Tina Houchins, a gold star mother in Ft. Lee, Va., asked President Barack Obama why he refused to identify terrorists as radical Islamic terrorists, during a town hall event with CNN.
Obama immediately dismissed her question, calling it a “manufactured” issue by his political opponents.
He repeated his argument that radical organizations like al-Qaeda or ISIS had “perverted and distorted” Islam as an excuse for terrorism. “There’s no religious rationale that would justify in any way any of the things that they do,” Obama said.

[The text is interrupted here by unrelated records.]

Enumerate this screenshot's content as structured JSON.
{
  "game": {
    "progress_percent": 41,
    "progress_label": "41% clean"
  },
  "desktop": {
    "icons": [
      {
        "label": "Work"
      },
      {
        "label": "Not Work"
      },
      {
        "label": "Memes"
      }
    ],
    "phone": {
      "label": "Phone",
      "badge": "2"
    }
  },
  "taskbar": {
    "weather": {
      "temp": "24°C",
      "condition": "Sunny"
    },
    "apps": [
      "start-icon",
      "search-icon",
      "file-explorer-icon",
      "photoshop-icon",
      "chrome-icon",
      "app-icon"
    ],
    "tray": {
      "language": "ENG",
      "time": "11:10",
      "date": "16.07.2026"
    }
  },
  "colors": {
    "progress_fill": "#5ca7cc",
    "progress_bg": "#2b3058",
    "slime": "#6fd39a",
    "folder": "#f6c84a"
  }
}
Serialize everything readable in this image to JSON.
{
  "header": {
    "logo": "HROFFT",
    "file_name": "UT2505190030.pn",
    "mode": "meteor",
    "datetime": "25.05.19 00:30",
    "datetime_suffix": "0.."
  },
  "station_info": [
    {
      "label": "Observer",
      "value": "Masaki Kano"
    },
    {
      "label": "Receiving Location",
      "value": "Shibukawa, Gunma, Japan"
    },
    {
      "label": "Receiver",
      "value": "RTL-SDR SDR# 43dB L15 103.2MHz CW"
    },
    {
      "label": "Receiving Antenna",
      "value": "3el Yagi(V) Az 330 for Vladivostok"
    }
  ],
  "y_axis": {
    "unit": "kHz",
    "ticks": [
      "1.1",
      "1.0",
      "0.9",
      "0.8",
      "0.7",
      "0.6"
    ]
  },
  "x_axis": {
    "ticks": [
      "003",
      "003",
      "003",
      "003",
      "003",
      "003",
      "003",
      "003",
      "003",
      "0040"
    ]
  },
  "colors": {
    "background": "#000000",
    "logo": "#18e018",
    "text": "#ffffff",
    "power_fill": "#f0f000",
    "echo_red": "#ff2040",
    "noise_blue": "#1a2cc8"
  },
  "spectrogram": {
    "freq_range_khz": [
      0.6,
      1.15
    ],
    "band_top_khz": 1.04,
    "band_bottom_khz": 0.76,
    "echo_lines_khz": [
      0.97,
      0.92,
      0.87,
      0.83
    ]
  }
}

Houchins’ 19-year-old son Aaron Goteer was killed in Baghdad in 2007 by radical Islamic terrorists, but Obama explained that he was anxious to avoid offending Muslims around the world by lumping in violent terrorists with their religion.
“When you start calling these organizations Islamic terrorists, the way it’s heard, the way it’s received by our friends and allies around the world is that somehow Islam is terroristic,” he said. “And that then makes them feel as if they’re under attack.”
To illustrate his position, Obama suggested that if a Christian started killing people in the name of Christianity, he would be upset.
“If you had an organization that was going around killing and blowing people up and said we’re on the vanguard of Christianity, well, as a Christian, I’m not going to let them claim my religion and say you’re killing for Christ,” he said.
Obama warned Americans that rhetoric used by Republicans surrounding the Islamic religion was endangering the country, referring specifically to “people aspiring to become president.”
When CNN’s Jake Tapper suggested that the president must have been referring to Donald Trump, he denied it.
“No, I wasn’t,” he said, protesting that he didn’t want to talk partisan politics on a military base.
“It’s not unique to the Republican nominee,” he added. “I think that there have been a number of public figures where you start hearing commentary that is dangerous because what it starts doing is it starts dividing us up as Americans.”